Maximum Highway MPG:
Engine Size: 92, Horse Power: 58


#### **T12) Find the make with the largest number of cars and how many they are**

In [97]:
#Write your answer here
counts = [[],[]]
for i in np.unique(data["make"]):
    counts[0].append(i)
    counts[1].append(np.count_nonzero(data["make"]==i))
print(counts)
numArr = np.array(counts[1])
print(numArr)
maxIndex = np.argmax(numArr)
print(maxIndex)
print(f"{counts[0][maxIndex]} has the most cars, with {counts[1][maxIndex]} cars.")

[['alfa-romero', 'audi', 'bmw', 'chevrolet', 'dodge', 'honda', 'isuzu', 'jaguar', 'mazda', 'mercedes-benz', 'mercury', 'mitsubishi', 'nissan', 'peugot', 'plymouth', 'porsche', 'renault', 'saab', 'subaru', 'toyota', 'volkswagen', 'volvo'], [3, 7, 8, 3, 9, 13, 4, 3, 17, 8, 1, 13, 18, 11, 7, 5, 2, 6, 12, 32, 12, 11]]
[ 3  7  8  3  9 13  4  3 17  8  1 13 18 11  7  5  2  6 12 32 12 11]
19
toyota has the most cars, with 32 cars.


#### **T13) Find how many cars have a wheel base greater than 100**

* Hint: See https://jakevdp.github.io/PythonDataScienceHandbook/02.06-boolean-arrays-and-masks.html

In [98]:
#Write your answer here
print(np.count_nonzero(data["wheelbase"]>100))

63


#### **T14) Find if there are any convertible cars that cost less than £15000**

* Hint: See https://jakevdp.github.io/PythonDataScienceHandbook/02.06-boolean-arrays-and-masks.html

In [99]:
#Write your answer here
print(np.sum((data["bodystyle"]=="convertible")) & (data["price"]<15000))

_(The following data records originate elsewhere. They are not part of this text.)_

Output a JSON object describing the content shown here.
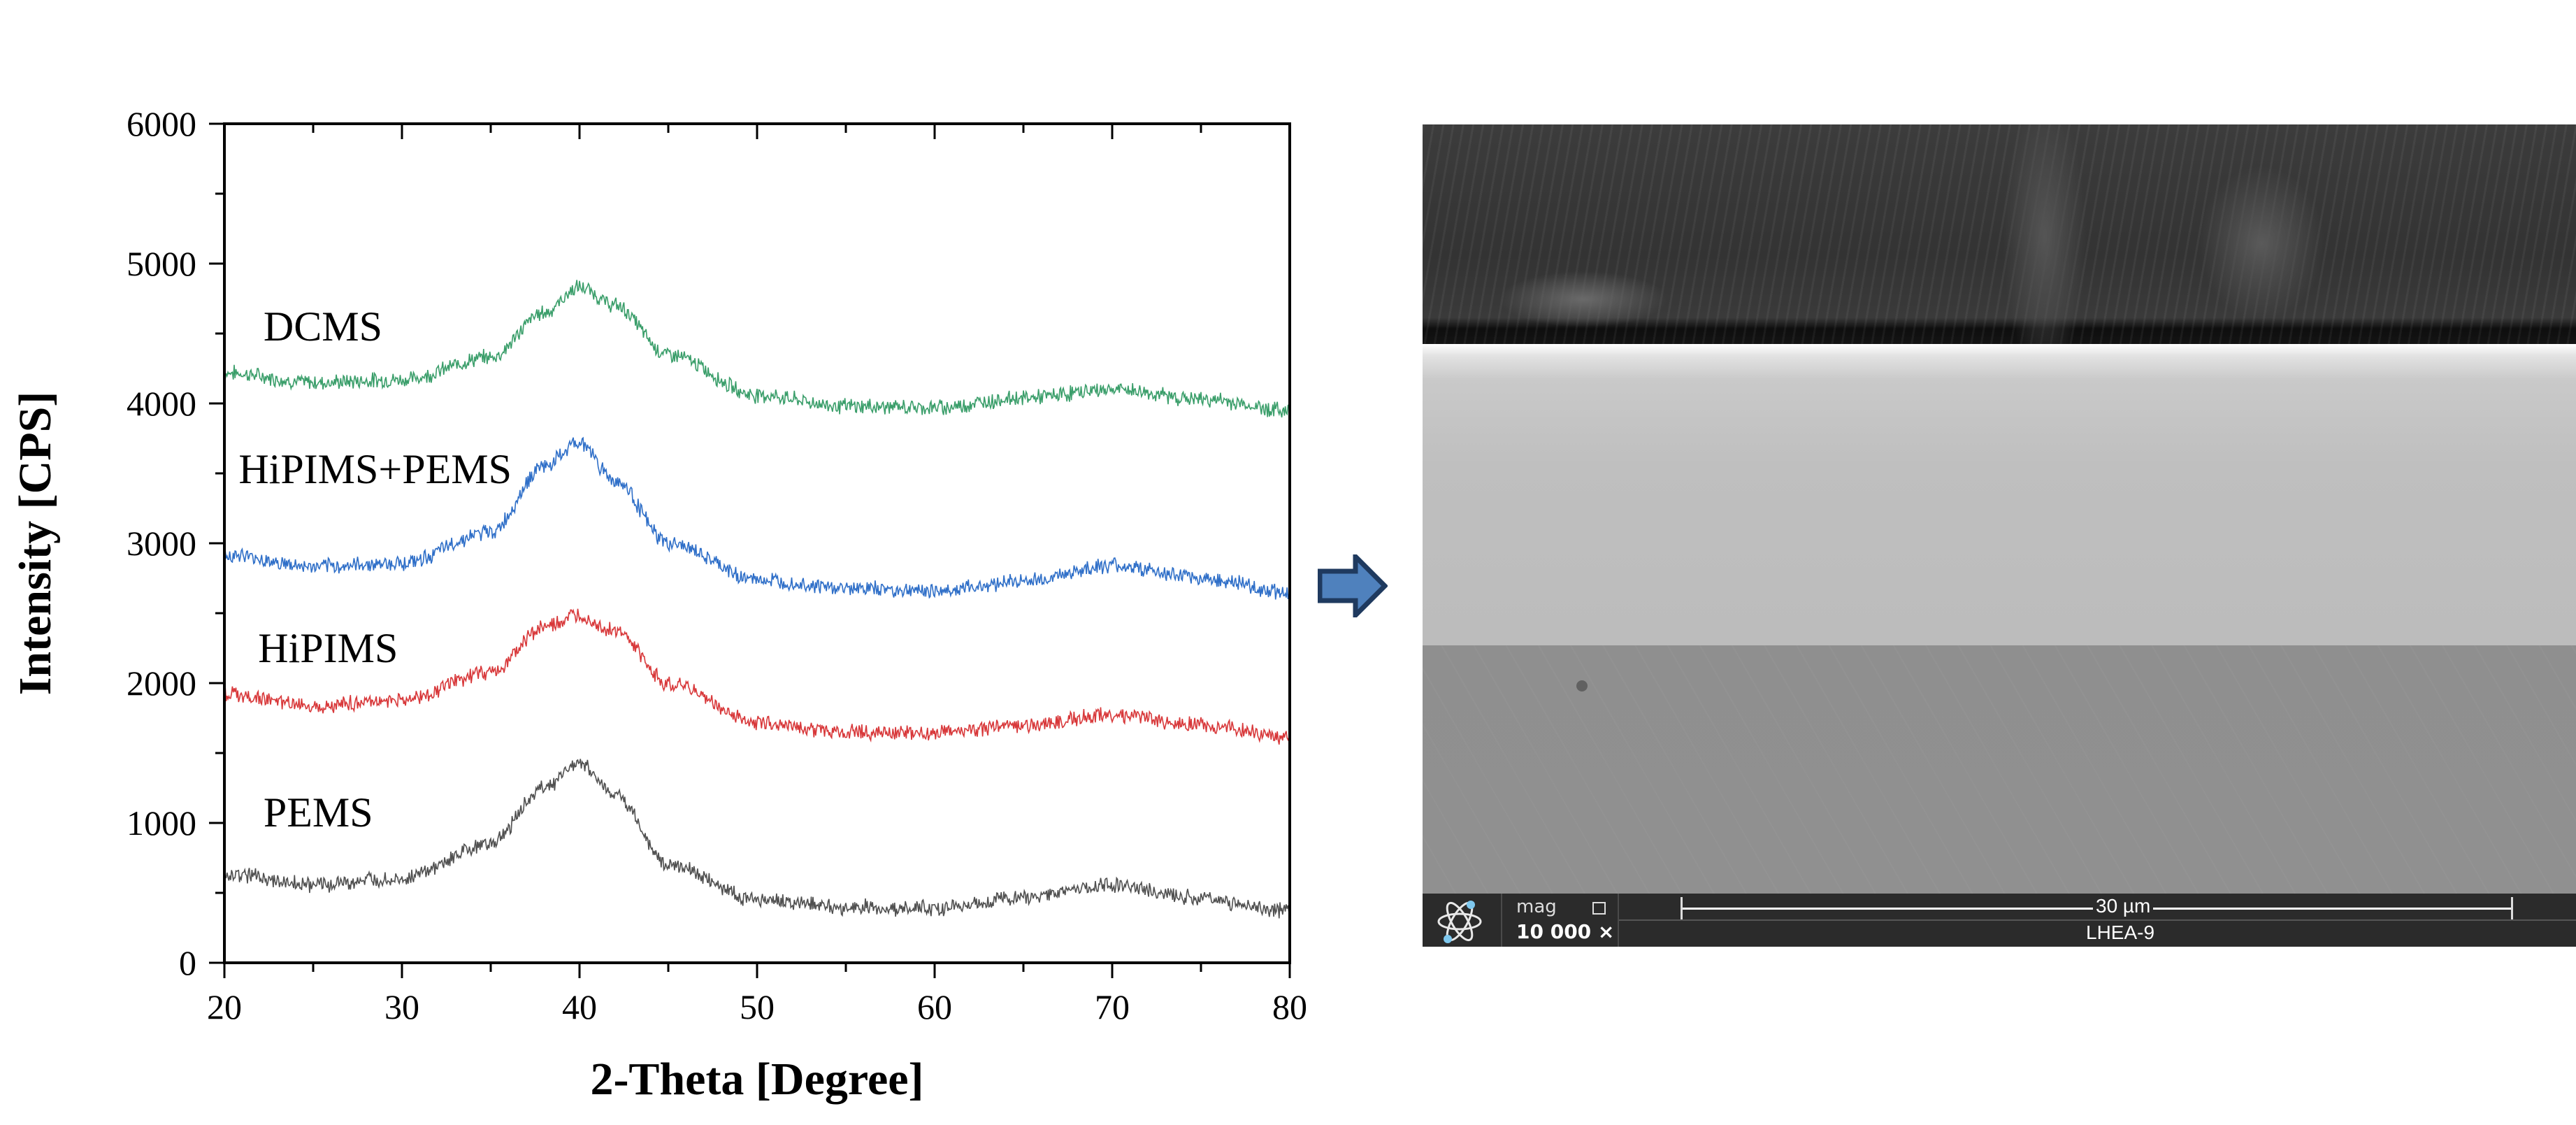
{
  "chart_data": {
    "type": "line",
    "title": "",
    "xlabel": "2-Theta [Degree]",
    "ylabel": "Intensity [CPS]",
    "xlim": [
      20,
      80
    ],
    "ylim": [
      0,
      6000
    ],
    "xticks": [
      20,
      30,
      40,
      50,
      60,
      70,
      80
    ],
    "yticks": [
      0,
      1000,
      2000,
      3000,
      4000,
      5000,
      6000
    ],
    "grid": false,
    "legend": "inline text labels",
    "series": [
      {
        "name": "DCMS",
        "color": "#3a9e6a",
        "label_pos": [
          22.2,
          4450
        ],
        "x": [
          20,
          25,
          30,
          35,
          38,
          40,
          42,
          45,
          50,
          55,
          60,
          65,
          70,
          75,
          80
        ],
        "y": [
          4220,
          4150,
          4170,
          4330,
          4650,
          4830,
          4700,
          4350,
          4060,
          3980,
          3970,
          4040,
          4100,
          4030,
          3950
        ]
      },
      {
        "name": "HiPIMS+PEMS",
        "color": "#2f6fc8",
        "label_pos": [
          20.8,
          3430
        ],
        "x": [
          20,
          25,
          30,
          35,
          38,
          40,
          42,
          45,
          50,
          55,
          60,
          65,
          70,
          75,
          80
        ],
        "y": [
          2920,
          2830,
          2860,
          3080,
          3550,
          3720,
          3450,
          3000,
          2740,
          2680,
          2660,
          2730,
          2840,
          2750,
          2650
        ]
      },
      {
        "name": "HiPIMS",
        "color": "#d8383a",
        "label_pos": [
          21.9,
          2150
        ],
        "x": [
          20,
          25,
          30,
          35,
          38,
          40,
          42,
          45,
          50,
          55,
          60,
          65,
          70,
          75,
          80
        ],
        "y": [
          1920,
          1840,
          1880,
          2080,
          2400,
          2480,
          2370,
          2000,
          1720,
          1650,
          1640,
          1700,
          1770,
          1700,
          1610
        ]
      },
      {
        "name": "PEMS",
        "color": "#505050",
        "label_pos": [
          22.2,
          975
        ],
        "x": [
          20,
          25,
          30,
          35,
          38,
          40,
          42,
          45,
          50,
          55,
          60,
          65,
          70,
          75,
          80
        ],
        "y": [
          640,
          560,
          600,
          850,
          1250,
          1430,
          1200,
          700,
          450,
          400,
          390,
          470,
          560,
          460,
          370
        ]
      }
    ]
  },
  "arrow": {
    "icon": "right-arrow-icon",
    "fill": "#4f81bd",
    "stroke": "#1f3a5f"
  },
  "sem": {
    "info_bar": {
      "logo_icon": "atom-icon",
      "mag_label": "mag",
      "mag_value": "10 000 ×",
      "scale_bar_text": "30 µm",
      "sample_name": "LHEA-9"
    }
  }
}
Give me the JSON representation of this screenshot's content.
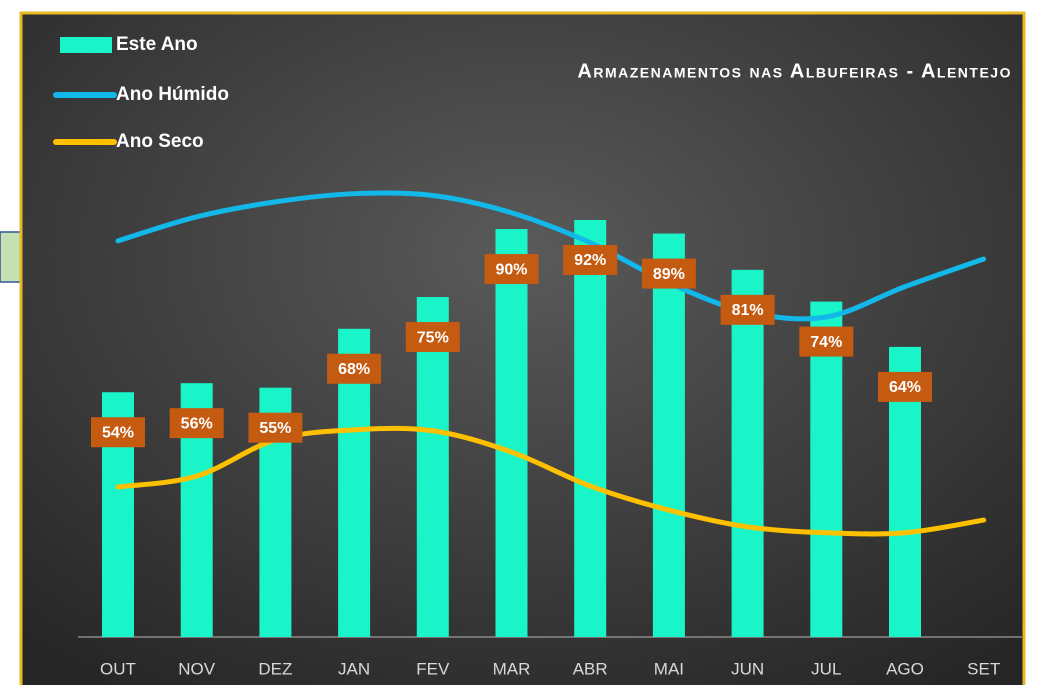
{
  "chart_data": {
    "type": "bar_line",
    "title": "Armazenamentos nas Albufeiras - Alentejo",
    "categories": [
      "OUT",
      "NOV",
      "DEZ",
      "JAN",
      "FEV",
      "MAR",
      "ABR",
      "MAI",
      "JUN",
      "JUL",
      "AGO",
      "SET"
    ],
    "series": [
      {
        "name": "Este Ano",
        "type": "bar",
        "color": "#19f5c8",
        "values": [
          54,
          56,
          55,
          68,
          75,
          90,
          92,
          89,
          81,
          74,
          64,
          null
        ],
        "value_labels": [
          "54%",
          "56%",
          "55%",
          "68%",
          "75%",
          "90%",
          "92%",
          "89%",
          "81%",
          "74%",
          "64%",
          null
        ],
        "label_color": "#c55a11"
      },
      {
        "name": "Ano Húmido",
        "type": "line",
        "color": "#12b8ea",
        "values": [
          87.4,
          92.7,
          96,
          97.8,
          97.4,
          93.6,
          87,
          78.1,
          71.7,
          70.6,
          77.3,
          83.4
        ]
      },
      {
        "name": "Ano Seco",
        "type": "line",
        "color": "#ffc000",
        "values": [
          33.1,
          35.5,
          43.5,
          45.7,
          45.5,
          40.8,
          33.3,
          28,
          24.3,
          23,
          23,
          25.8
        ]
      }
    ],
    "ylim": [
      0,
      137
    ]
  }
}
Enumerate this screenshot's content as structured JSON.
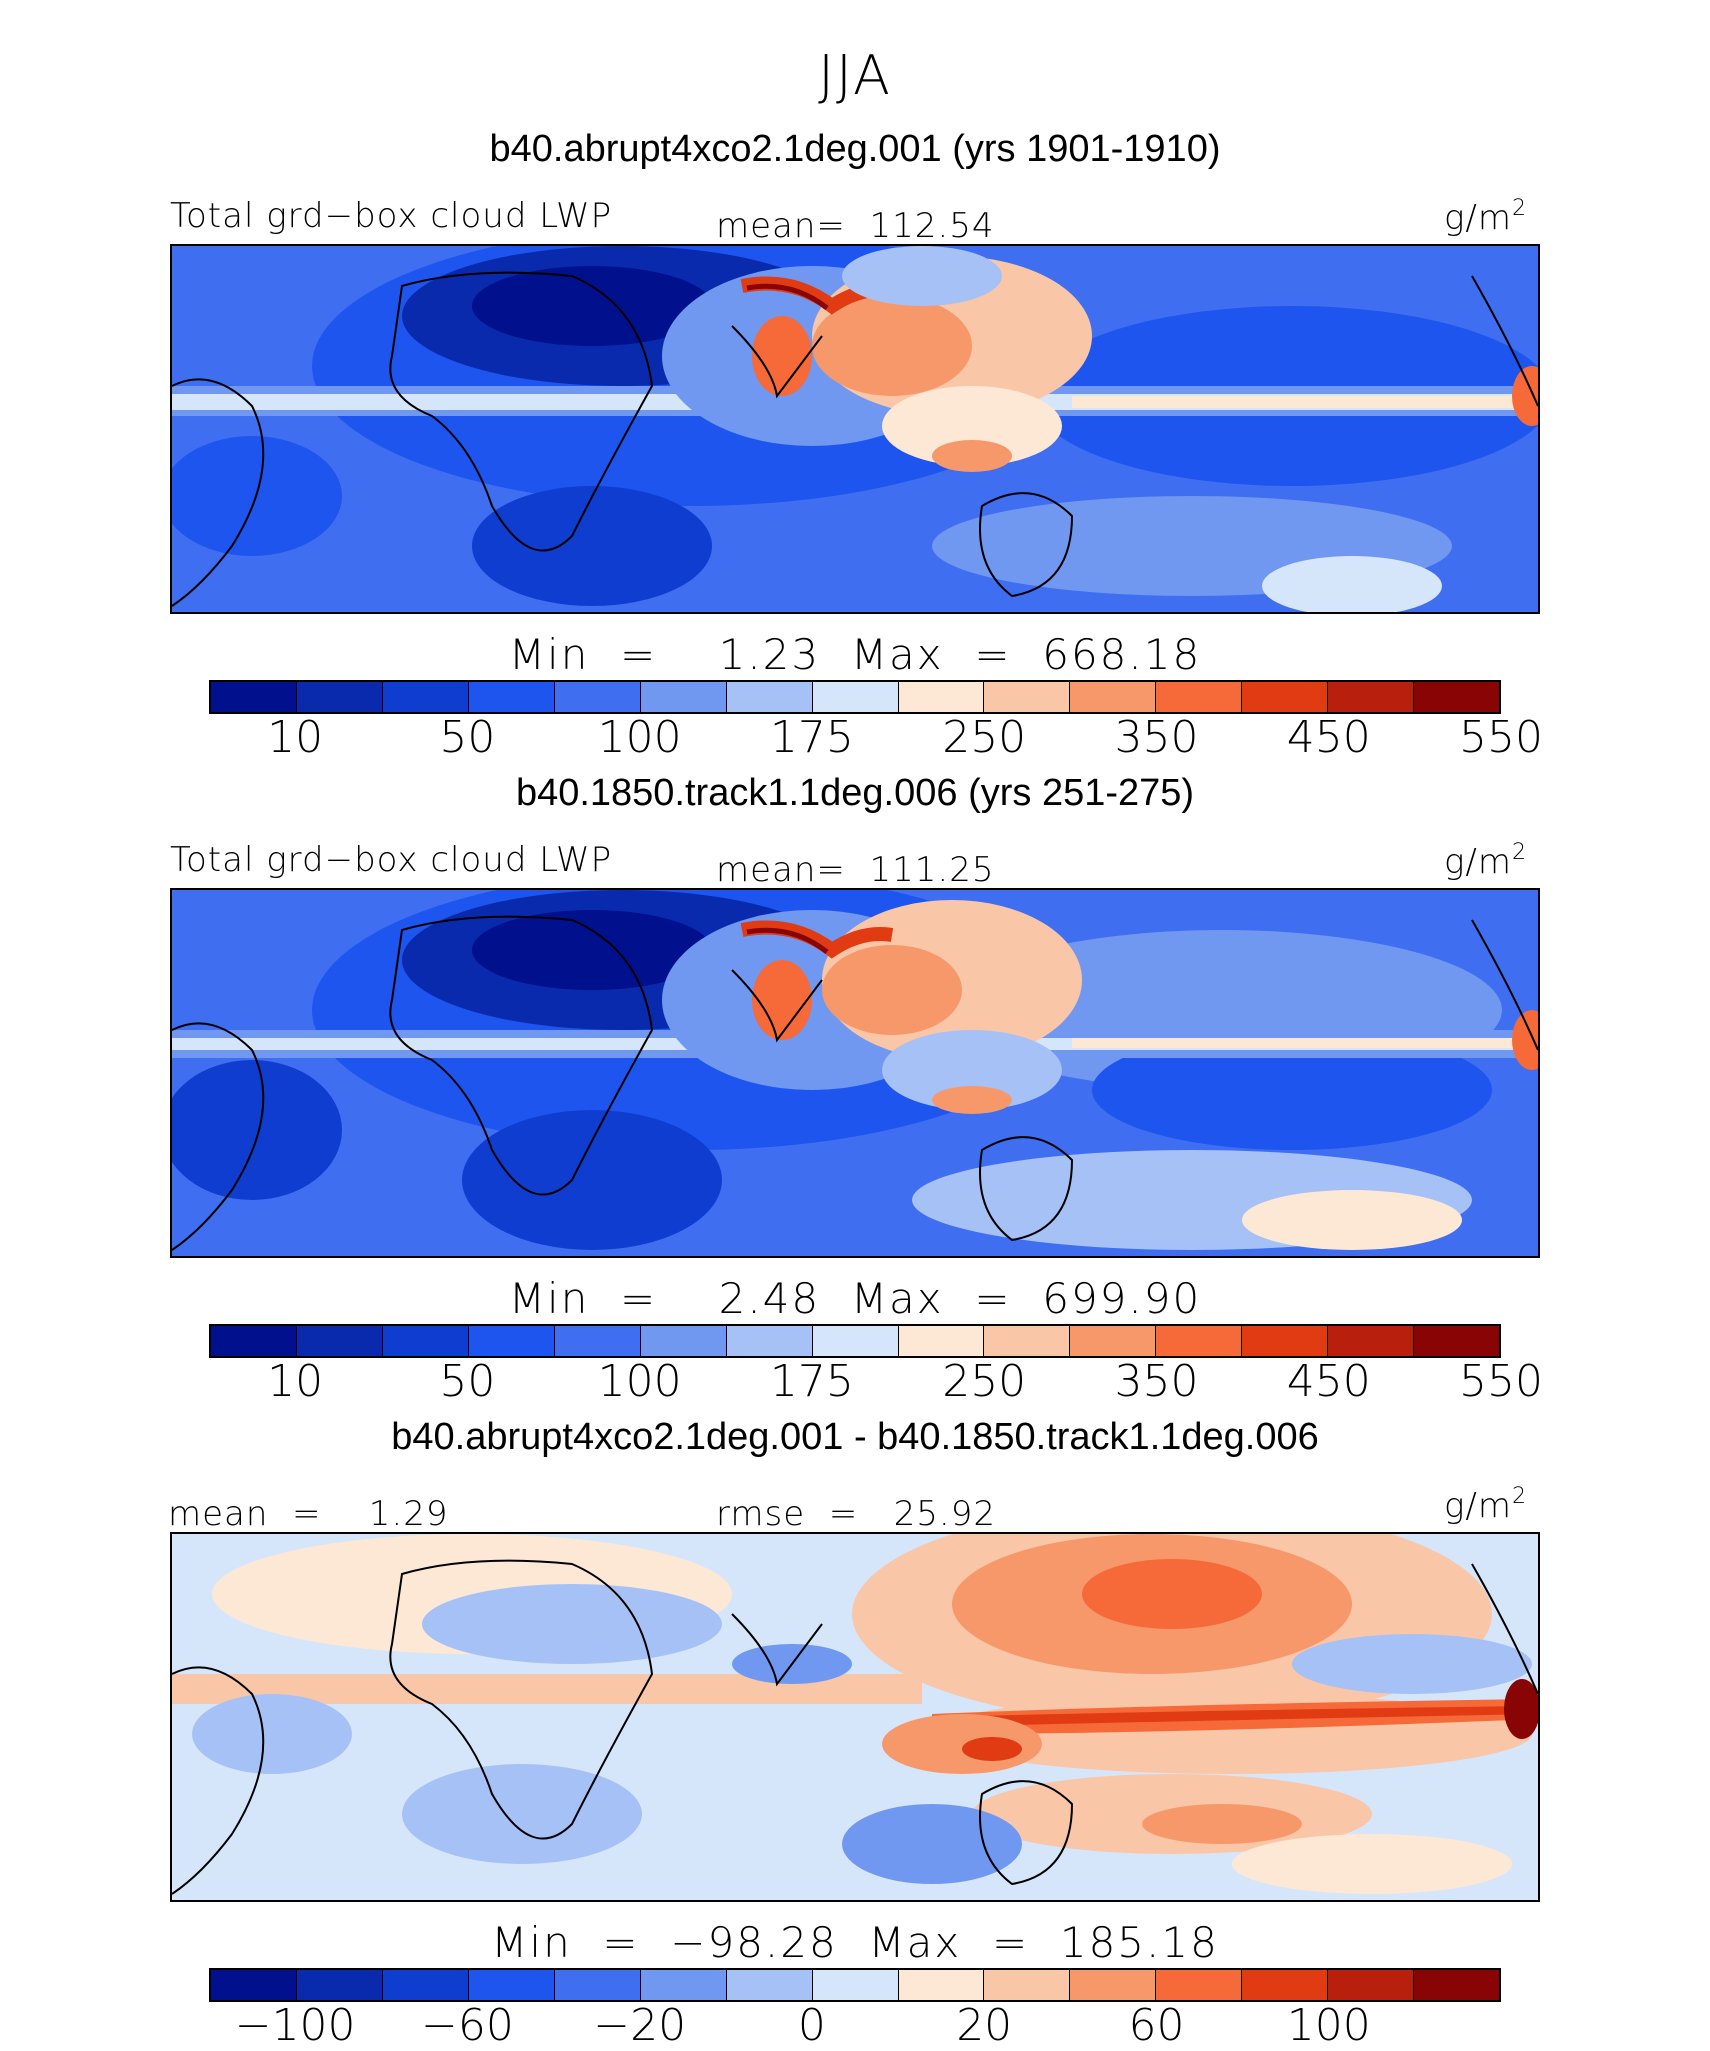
{
  "title": "JJA",
  "units_text": "g/m",
  "units_sup": "2",
  "panels": [
    {
      "case_title": "b40.abrupt4xco2.1deg.001 (yrs 1901-1910)",
      "left_label": "Total grd−box cloud LWP",
      "stat_label": "mean=  112.54",
      "minmax": "Min  =    1.23  Max  =  668.18",
      "kind": "abs"
    },
    {
      "case_title": "b40.1850.track1.1deg.006 (yrs 251-275)",
      "left_label": "Total grd−box cloud LWP",
      "stat_label": "mean=  111.25",
      "minmax": "Min  =    2.48  Max  =  699.90",
      "kind": "abs"
    },
    {
      "case_title": "b40.abrupt4xco2.1deg.001 - b40.1850.track1.1deg.006",
      "left_label": "mean  =    1.29",
      "stat_label": "rmse  =   25.92",
      "minmax": "Min  =  −98.28  Max  =  185.18",
      "kind": "diff"
    }
  ],
  "abs_colorbar": {
    "colors": [
      "#01108c",
      "#0a2aae",
      "#0f3dd0",
      "#1e55ee",
      "#3f6ef0",
      "#7098f0",
      "#a6c1f6",
      "#d6e6fa",
      "#fde8d6",
      "#f9c6a8",
      "#f7986a",
      "#f56a38",
      "#e03b12",
      "#b81f0c",
      "#880405"
    ],
    "ticks": [
      "10",
      "50",
      "100",
      "175",
      "250",
      "350",
      "450",
      "550"
    ]
  },
  "diff_colorbar": {
    "colors": [
      "#01108c",
      "#0a2aae",
      "#0f3dd0",
      "#1e55ee",
      "#3f6ef0",
      "#7098f0",
      "#a6c1f6",
      "#d6e6fa",
      "#fde8d6",
      "#f9c6a8",
      "#f7986a",
      "#f56a38",
      "#e03b12",
      "#b81f0c",
      "#880405"
    ],
    "ticks": [
      "−100",
      "−60",
      "−20",
      "0",
      "20",
      "60",
      "100"
    ]
  }
}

[0 0 0 0 0 0 0 0 0 0 0 0 0 0 0 0 0 0 0 0 0 0 0 0 0 0 0 0 0 0 0 0 0 0 0 0 0
 0 0 0 0 0 0 0 0 0 0 0 0 0 0 0 0 0 0 0 0 0 0 0 0 0 0 0 0 0 0 0 0 0 0 0 0 0
 0 0 0 0 0 0 0 0 0 0 0 0 0 0 0 0 0 0 0 0 0 0 0 0 0 0 0 0 0 0 0 0 0 0 0 0 0
 0 0 0 0 0 0 0 0 0 0 0 0 0 0 0 0 0 0 0 0 0 0 0 0 0 0 0 0 0 0 0 0 0 0 0 0 0
 0 0 0 0 0 0 0 0 0 0 0 0 0 0 0 0 0 0 0 0 0 0 0 0 0 0 0 0 0 0 0 0 0 0 0 0 0
 0 0 0 0 0 0 0 0 0 0 0 0 0 0 0 0 0 0 0 0]


#### **T15) Calculate the interquartile range for the price of all cars**

In [100]:
#Write your answer here
lq = np.percentile(data["price"], 25, interpolation="midpoint")
uq = np.percentile(data["price"], 75, interpolation="midpoint")
iqr = uq - lq
print(iqr)

8715.0


#### **T16) Calculate the 50th percentile range for the horsepower of all cars. Which value is the 50th percentile equal to?**

In [101]:
#Write your answer here
percentile50 = lq = np.percentile(data["price"], 50, interpolation="midpoint")
print(percentile50)

10345.0


### Ideas for practicing further at home

* Find the engine and horsepower of 4wd cars
* Find whether diesel or gas cars are more efficient in the city/highway
* Any other analysis that you might could generate some useful insight.